The role of standardization in the implementation of the energy transition in Japan, the USA and Germany were discussed. Standards are the basis for the global energy transition by connecting sectors and creating uniform communication formats. The standardization organizations provide a common platform for sectors that previously worked separately from each other.

Actually, in my view this means: A smart and digitized distribution of energy that would enable us to combine the advantages and disadvantages of different energy sources to a sound mix of power supply, with the help of the international standardization community could become a source of energy or an extra energy savings plan in itself. The G7 could accompany this process and support the development of international standards.

In session 3 we witnessed a clear stance made by the panel on how important the experts are, who contribute their knowledge to standardization. Especially small and medium-sized enterprises are an important contributor to expertise needed in technical committees of standardization. However, there is an HR problem, financing is critical, we are lacking the expertise from small and medium-sized enterprises (SMEs) and, we have a challenge to find young engineers and experts worldwide and in our G 7 nations.

It was discussed how SME could be supported in their active participation in standardizations processes and how knowledge about standardization could be integrated into education and training of the experts of tomorrow, moderated by my colleague Gerhild Roth.

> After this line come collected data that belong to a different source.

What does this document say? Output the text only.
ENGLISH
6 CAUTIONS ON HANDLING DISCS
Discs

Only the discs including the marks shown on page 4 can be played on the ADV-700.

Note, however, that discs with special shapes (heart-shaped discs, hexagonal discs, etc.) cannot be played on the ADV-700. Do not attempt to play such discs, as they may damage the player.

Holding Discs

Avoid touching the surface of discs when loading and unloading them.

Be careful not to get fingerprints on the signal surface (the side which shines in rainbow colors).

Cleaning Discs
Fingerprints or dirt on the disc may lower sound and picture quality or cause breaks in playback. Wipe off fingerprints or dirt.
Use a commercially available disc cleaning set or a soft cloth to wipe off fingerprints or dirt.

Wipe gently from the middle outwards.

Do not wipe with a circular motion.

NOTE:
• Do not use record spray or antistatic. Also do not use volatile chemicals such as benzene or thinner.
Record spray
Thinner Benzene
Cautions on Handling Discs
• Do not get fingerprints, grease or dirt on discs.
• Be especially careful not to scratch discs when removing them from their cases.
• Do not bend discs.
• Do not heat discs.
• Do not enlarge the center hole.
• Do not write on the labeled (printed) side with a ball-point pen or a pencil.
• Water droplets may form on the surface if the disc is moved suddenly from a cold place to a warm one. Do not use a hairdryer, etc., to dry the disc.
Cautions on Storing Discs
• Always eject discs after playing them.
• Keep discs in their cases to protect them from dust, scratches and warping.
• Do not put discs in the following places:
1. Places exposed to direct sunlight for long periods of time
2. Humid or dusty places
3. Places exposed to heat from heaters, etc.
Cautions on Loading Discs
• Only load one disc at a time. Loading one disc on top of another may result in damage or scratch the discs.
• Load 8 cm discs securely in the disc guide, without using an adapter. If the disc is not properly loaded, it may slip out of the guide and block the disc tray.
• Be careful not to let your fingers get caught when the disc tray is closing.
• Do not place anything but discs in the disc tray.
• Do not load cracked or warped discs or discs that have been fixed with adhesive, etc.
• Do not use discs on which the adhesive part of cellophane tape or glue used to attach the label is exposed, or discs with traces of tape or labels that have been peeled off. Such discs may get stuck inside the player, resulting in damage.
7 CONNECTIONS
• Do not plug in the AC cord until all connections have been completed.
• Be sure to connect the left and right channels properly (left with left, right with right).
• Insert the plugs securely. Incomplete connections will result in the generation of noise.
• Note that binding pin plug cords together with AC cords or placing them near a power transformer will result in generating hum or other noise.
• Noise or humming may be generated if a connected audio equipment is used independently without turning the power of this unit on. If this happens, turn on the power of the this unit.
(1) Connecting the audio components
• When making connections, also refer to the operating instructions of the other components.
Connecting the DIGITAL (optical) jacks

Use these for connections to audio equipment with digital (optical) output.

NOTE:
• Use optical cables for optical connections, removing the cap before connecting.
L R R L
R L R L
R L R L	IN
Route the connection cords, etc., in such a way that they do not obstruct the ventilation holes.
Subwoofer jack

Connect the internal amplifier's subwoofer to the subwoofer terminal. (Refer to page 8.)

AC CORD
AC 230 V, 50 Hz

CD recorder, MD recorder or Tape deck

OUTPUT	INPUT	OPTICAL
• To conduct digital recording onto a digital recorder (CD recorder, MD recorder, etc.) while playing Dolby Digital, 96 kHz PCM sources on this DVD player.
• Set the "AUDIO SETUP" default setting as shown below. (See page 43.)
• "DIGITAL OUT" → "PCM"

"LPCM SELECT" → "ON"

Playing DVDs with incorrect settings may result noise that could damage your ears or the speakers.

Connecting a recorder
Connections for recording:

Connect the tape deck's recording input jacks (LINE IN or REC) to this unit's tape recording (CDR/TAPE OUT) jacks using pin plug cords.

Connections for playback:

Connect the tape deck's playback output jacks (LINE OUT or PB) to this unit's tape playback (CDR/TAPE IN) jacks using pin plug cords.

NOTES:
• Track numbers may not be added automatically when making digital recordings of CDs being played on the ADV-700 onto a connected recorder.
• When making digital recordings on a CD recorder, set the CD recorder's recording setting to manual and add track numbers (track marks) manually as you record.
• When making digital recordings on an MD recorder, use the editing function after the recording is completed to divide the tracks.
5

Pierre Bilodeau from the Standards Council of Canada presented best-practice examples from the Canadian standardizations organization (SCC) on how to better involve SMEs in standardizations work. We got a few outstanding examples how this could be accomplished. In order to make it easier for SME to access and use standards and to participate in standardization work, our ministry and DIN have jointly set up the Commission for SME (KOMMIT). Andreas Schumann presented the network platform, which is committed to the needs of SME in standardization. Lea Emmel presented "Next Generation DKE", a network for young experts in electrotechnical standardizations, as an example of the targeted approach to students and young professionals. A final example was presented by Sara Gobbi (ASTM International, USA). Many good approaches were shown here on how standards can already be integrated and promoted in higher education and teaching.

Allow me a personal observation I made when I participated in an ITU Youth Summit panel on standardization in Kigali/Ruanda this year. Among the more than 100 participants – all young professionals mainly from Africa – it was evident how much they understood the importance of standards in their countries. So, when looking to the new generation we could find and support experts there, already working for local start-ups, companies or branches of international corporations.

I am also glad we could get into interaction with our world-wide audience with the help of Slido. This gave both the on-site and online participants the opportunity to actively participate in the conference.

Dear ladies and gentlemen, this would then conclude our hybrid multi-stakeholder conference on “Standardization – a strategic instrument for climate action and the global digital energy transition” which took place as part of the activities of the Digital Minister’s Track under Germany’s G7 Presidency on the subject of standardization.

I certainly would on behalf of the German G 7 presidency of this year like to express my sincere thanks again to all participants for staying with us. Also, I would like to extend again my appreciation and thanks to all experts contributing, presenting and discussing the different topics we will talked about today. Last but not least, thank you to all supporting organizers who made this event possible.